September 14, 2012
Don't Stress the Fishing and Let Kids be Kids
By Kirk Deeter
I recently spent a hot afternoon fishing a river in Michigan with my 12-year-old son, Paul. The trout weren't really biting, but we had fun anyway. At one point I looked over my shoulder and noticed that Paul had set his rod down on his side of the stream (we split the river in half, since he's a lefty and I'm right-handed) and was turning rocks over in the shallows. I asked him what he was doing and he said he had found some crayfish.
That provided a great opportunity to explain what fish eat, and how all those creatures are important parts of the food chain. We then put on a couple crayfish fly patterns and swung them through some deeper pools, hoping to trick a big brown trout, but we didn't catch any.

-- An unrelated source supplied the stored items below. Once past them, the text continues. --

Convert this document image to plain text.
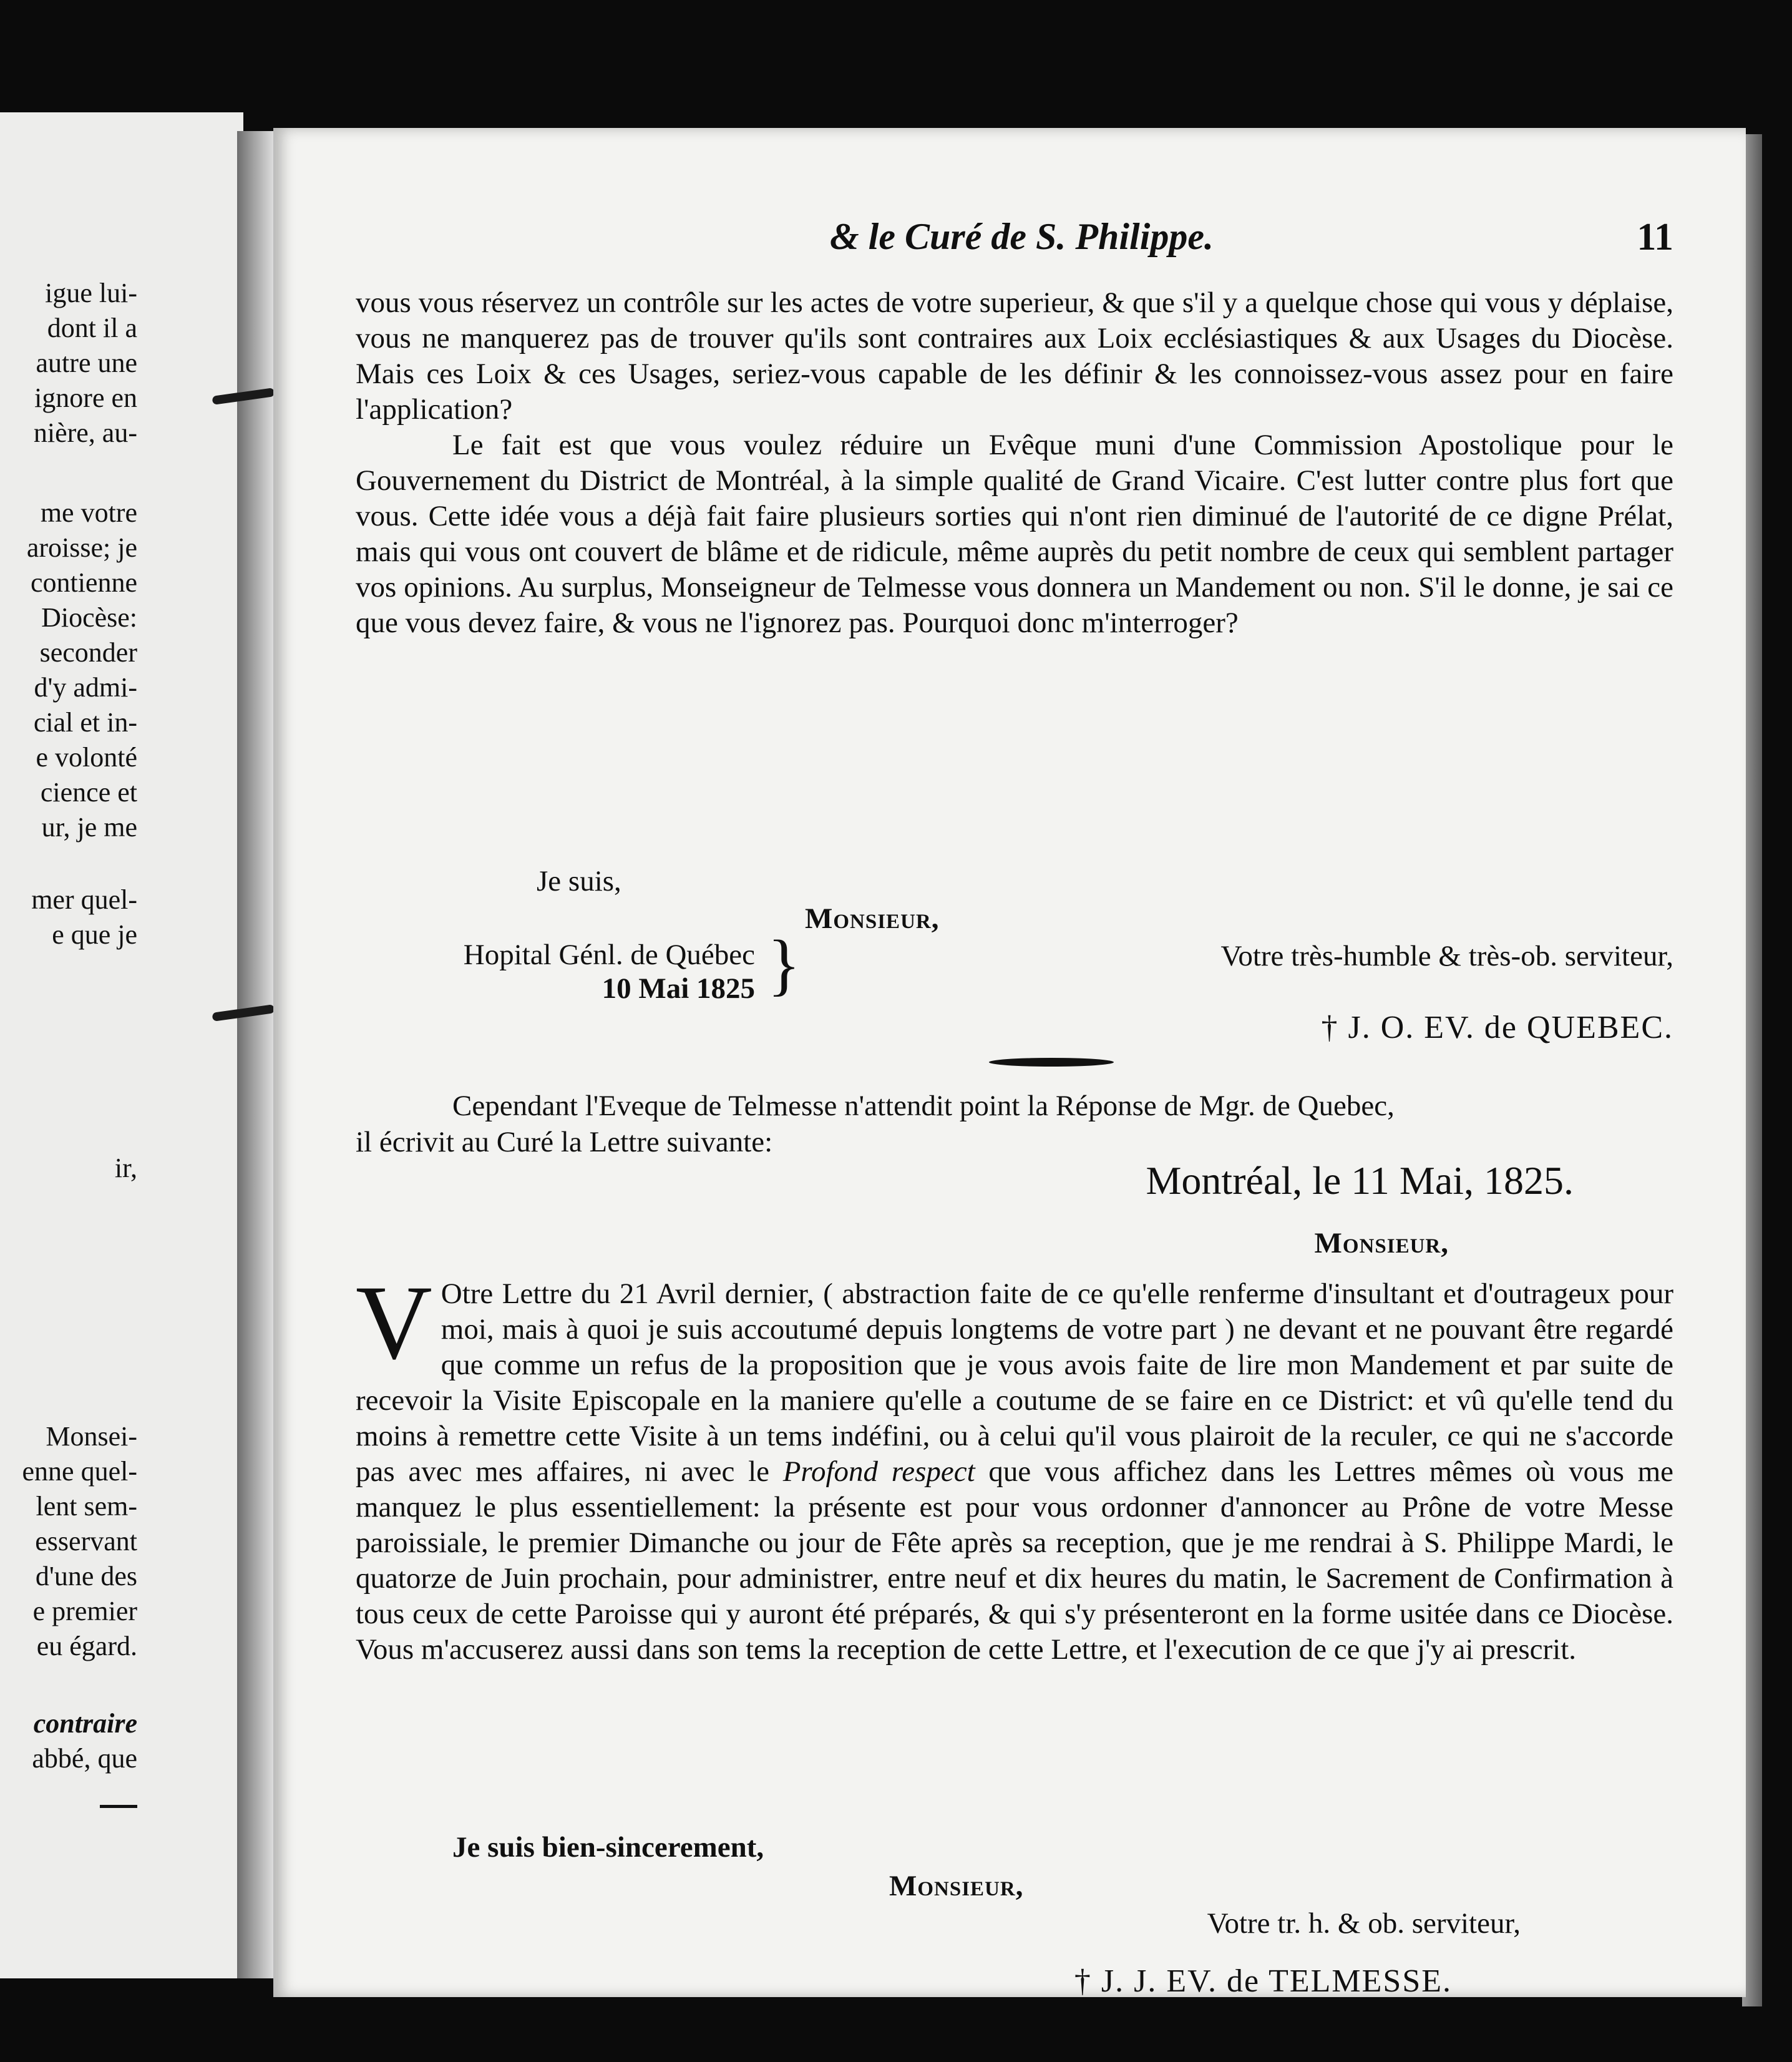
igue lui-
dont il a
autre une
ignore en
nière, au-
me votre
aroisse; je
contienne
Diocèse:
seconder
d'y admi-
cial et in-
e volonté
cience et
ur, je me
mer quel-
e que je
ir,
Monsei-
enne quel-
lent sem-
esservant
d'une des
e premier
eu égard.
contraire
abbé, que
& le Curé de S. Philippe.	11

vous vous réservez un contrôle sur les actes de votre superieur, & que s'il y a quelque chose qui vous y déplaise, vous ne manquerez pas de trouver qu'ils sont contraires aux Loix ecclésiastiques & aux Usages du Diocèse. Mais ces Loix & ces Usages, seriez-vous capable de les définir & les connoissez-vous assez pour en faire l'application?

Le fait est que vous voulez réduire un Evêque muni d'une Commission Apostolique pour le Gouvernement du District de Montréal, à la simple qualité de Grand Vicaire. C'est lutter contre plus fort que vous. Cette idée vous a déjà fait faire plusieurs sorties qui n'ont rien diminué de l'autorité de ce digne Prélat, mais qui vous ont couvert de blâme et de ridicule, même auprès du petit nombre de ceux qui semblent partager vos opinions. Au surplus, Monseigneur de Telmesse vous donnera un Mandement ou non. S'il le donne, je sai ce que vous devez faire, & vous ne l'ignorez pas. Pourquoi donc m'interroger?

Je suis,
Monsieur,
Hopital Génl. de Québec
10 Mai 1825 }	Votre très-humble & très-ob. serviteur,
† J. O. EV. de QUEBEC.
Cependant l'Eveque de Telmesse n'attendit point la Réponse de Mgr. de Quebec,
il écrivit au Curé la Lettre suivante:
Montréal, le 11 Mai, 1825.
Monsieur,

V Otre Lettre du 21 Avril dernier, ( abstraction faite de ce qu'elle renferme d'insultant et d'outrageux pour moi, mais à quoi je suis accoutumé depuis longtems de votre part ) ne devant et ne pouvant être regardé que comme un refus de la proposition que je vous avois faite de lire mon Mandement et par suite de recevoir la Visite Episcopale en la maniere qu'elle a coutume de se faire en ce District: et vû qu'elle tend du moins à remettre cette Visite à un tems indéfini, ou à celui qu'il vous plairoit de la reculer, ce qui ne s'accorde pas avec mes affaires, ni avec le Profond respect que vous affichez dans les Lettres mêmes où vous me manquez le plus essentiellement: la présente est pour vous ordonner d'annoncer au Prône de votre Messe paroissiale, le premier Dimanche ou jour de Fête après sa reception, que je me rendrai à S. Philippe Mardi, le quatorze de Juin prochain, pour administrer, entre neuf et dix heures du matin, le Sacrement de Confirmation à tous ceux de cette Paroisse qui y auront été préparés, & qui s'y présenteront en la forme usitée dans ce Diocèse. Vous m'accuserez aussi dans son tems la reception de cette Lettre, et l'execution de ce que j'y ai prescrit.

Je suis bien-sincerement,
Monsieur,
Votre tr. h. & ob. serviteur,
† J. J. EV. de TELMESSE.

Half an hour later, I looked over my shoulder and saw that Paul had set his rod down again, only this time he was hopping through the tall grass along the bank.
"What are you doing now?" I asked.
"Catching toads," he explained.
"Are you tired of fishing?"
"No, I like fishing, but I like toading too," he said.
And it dawned on me that all of us anglers might do ourselves a favor by spending a little less time casting, and a little more time turning over rocks, checking out bugs, picking up crayfish or even chasing a toad or two now and then. Now that's getting in tune with the river. And it's especially important to let young anglers be themselves and explore the whole scene.
Sure, there are thrills to be had in the hooking and landing of fish. But I'd suggest that the more dirt Paul gets under his fingernails clawing along the banks, the better angler he's going to be in the long run. That day turned out to be one of our best "fishing" days of the summer, though we didn't land a darn thing.
Next time you take a young one fishing with you, remember to let their attention spans and interests wander wherever they may.
But a word of warning: You might want to check the pockets of your sidekick's fishing vest and account for the empty mayonnaise jars from the kitchen. Otherwise, you might have a toad bound across the table and onto the Parcheesi board after dinner that night.